Independent of the determination of total phosphorus content, inorganic or organic phosphorus compounds were the aim of the presented efforts. All those attempts were destructive with respect to plants and dedicated to the examination of appropriate compounds or narrow classes of structurally related phosphorus forms. These aspects may be assumed to be an important weakness of phosphorus determination in plant matrices, although an increasing number of sophisticated techniques have provided increasing precision in the quantitative and qualitative determination of specific phosphorus derivatives. Therefore, the development of methods that somehow balance the examination of various P compounds and their quantification during the same run, simplify the sample pretreatment and guarantee the robustness of the determination process, is still highly desirable. The use of nuclear magnetic resonance spectroscopy, especially the 31P NMR technique, seems to be an inspiring result of these searches.
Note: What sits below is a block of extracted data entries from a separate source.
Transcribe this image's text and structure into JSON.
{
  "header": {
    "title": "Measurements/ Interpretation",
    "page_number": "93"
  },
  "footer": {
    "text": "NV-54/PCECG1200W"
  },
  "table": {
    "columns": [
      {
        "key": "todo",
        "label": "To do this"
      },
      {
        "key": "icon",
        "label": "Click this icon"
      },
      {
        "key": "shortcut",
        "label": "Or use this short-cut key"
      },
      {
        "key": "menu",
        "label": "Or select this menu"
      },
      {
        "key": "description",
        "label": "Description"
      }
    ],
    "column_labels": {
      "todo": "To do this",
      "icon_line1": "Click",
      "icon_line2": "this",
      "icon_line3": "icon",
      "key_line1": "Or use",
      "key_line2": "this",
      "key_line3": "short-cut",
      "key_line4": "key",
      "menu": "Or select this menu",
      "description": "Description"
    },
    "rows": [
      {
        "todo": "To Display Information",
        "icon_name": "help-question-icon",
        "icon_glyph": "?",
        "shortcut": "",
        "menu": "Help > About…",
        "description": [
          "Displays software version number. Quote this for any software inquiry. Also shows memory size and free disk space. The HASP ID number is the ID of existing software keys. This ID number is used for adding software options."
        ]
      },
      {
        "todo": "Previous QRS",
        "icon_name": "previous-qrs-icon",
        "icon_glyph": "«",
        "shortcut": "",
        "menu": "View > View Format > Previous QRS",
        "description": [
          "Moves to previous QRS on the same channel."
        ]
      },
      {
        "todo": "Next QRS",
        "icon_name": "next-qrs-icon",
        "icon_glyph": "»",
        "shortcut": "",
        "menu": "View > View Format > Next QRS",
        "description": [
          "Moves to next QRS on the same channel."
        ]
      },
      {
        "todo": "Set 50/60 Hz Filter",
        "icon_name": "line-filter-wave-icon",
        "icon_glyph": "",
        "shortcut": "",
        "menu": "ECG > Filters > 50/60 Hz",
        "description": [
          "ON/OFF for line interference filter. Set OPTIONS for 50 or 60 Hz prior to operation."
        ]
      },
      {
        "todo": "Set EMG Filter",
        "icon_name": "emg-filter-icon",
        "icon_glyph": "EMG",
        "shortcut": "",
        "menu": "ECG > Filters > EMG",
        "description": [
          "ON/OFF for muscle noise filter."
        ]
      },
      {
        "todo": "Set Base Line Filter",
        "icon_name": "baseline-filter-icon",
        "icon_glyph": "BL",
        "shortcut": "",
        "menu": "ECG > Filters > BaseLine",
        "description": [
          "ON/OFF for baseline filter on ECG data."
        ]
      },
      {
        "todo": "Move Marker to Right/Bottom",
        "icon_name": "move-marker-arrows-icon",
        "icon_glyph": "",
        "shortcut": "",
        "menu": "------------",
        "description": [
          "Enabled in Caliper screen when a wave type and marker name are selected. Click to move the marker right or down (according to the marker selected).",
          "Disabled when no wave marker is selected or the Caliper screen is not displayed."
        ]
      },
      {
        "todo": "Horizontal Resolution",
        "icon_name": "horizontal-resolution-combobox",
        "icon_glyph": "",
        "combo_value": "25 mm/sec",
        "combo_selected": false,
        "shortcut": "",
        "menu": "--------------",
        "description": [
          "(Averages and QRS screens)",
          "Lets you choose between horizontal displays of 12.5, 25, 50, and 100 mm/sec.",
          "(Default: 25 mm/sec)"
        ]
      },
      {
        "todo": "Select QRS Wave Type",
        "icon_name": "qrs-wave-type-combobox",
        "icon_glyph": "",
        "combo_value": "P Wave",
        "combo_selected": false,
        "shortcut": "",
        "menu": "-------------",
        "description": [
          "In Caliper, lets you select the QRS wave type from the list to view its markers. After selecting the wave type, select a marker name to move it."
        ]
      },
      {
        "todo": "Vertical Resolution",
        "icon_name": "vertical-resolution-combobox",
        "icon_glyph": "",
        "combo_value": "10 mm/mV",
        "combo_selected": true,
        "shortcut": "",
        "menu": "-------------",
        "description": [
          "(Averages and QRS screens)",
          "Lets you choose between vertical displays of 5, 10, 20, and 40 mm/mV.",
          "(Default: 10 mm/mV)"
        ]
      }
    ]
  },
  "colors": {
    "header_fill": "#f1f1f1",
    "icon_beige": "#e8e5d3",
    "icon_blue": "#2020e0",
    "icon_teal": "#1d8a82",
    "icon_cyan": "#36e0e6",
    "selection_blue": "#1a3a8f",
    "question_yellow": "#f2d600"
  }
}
Nuclear magnetic resonance spectroscopy as a tool for analysing plant metabolites

Currently, nuclear magnetic resonance spectroscopy (NMR spectroscopy) is a versatile technique that supplies information about the integration and regulation of metabolic pathways of plants through a combination of in vivo and in vitro measurements. This method, or rather specific techniques being developed, allows identification, quantification, and localization of metabolites, visualization of the intracellular environment, and exploration of pathways and their operation [77]. NMR spectroscopy exploits the magnetic properties of specific atomic nuclei, the nuclear spin, and can be used to determine the physical and chemical properties of atoms or the molecules in which they are contained. The most common nuclei exhibiting such magnetic properties and simultaneously used in experiments with plant samples are the highly abundant isotopes 1H (99.985% in nature) and fortunately 31P NMR (100.000% in nature) and the low abundance isotopes 13C (1.108% in nature) and 15 N (0.370% in nature). NMR signals (i.e., resonance) are observed when the sample located in a strong magnetic field is irradiated with pulses of radiofrequency electromagnetic radiation. Each nucleus within a molecule experiences a slightly different magnetic field because of its distinct chemical environment and thus absorbs energy at a slightly different frequency. NMR signals are characterized by their frequency (chemical shift), intensity, fine structure, and magnetic relaxation properties, all of which reflect the precise environment of the detected nucleus. This powerful and theoretically complex analytical method can provide detailed information about the structure, dynamics, reaction state, and chemical environment of molecules. Thus, NMR spectra often contain a wealth of information about the identity of the molecules in the sample, and it is on this basis that NMR can also be used to identify and quantify metabolites in samples of biological origin [78].

NMR offers an array of detection strategies that can be tailored to the type of plant sample and the metabolic problem that is being addressed. However, the nature of the NMR measurements required for these research tasks, particularly regarding the hardware requirements, the detection scheme, and the sensitivity of the analysis, is extremely variable [77].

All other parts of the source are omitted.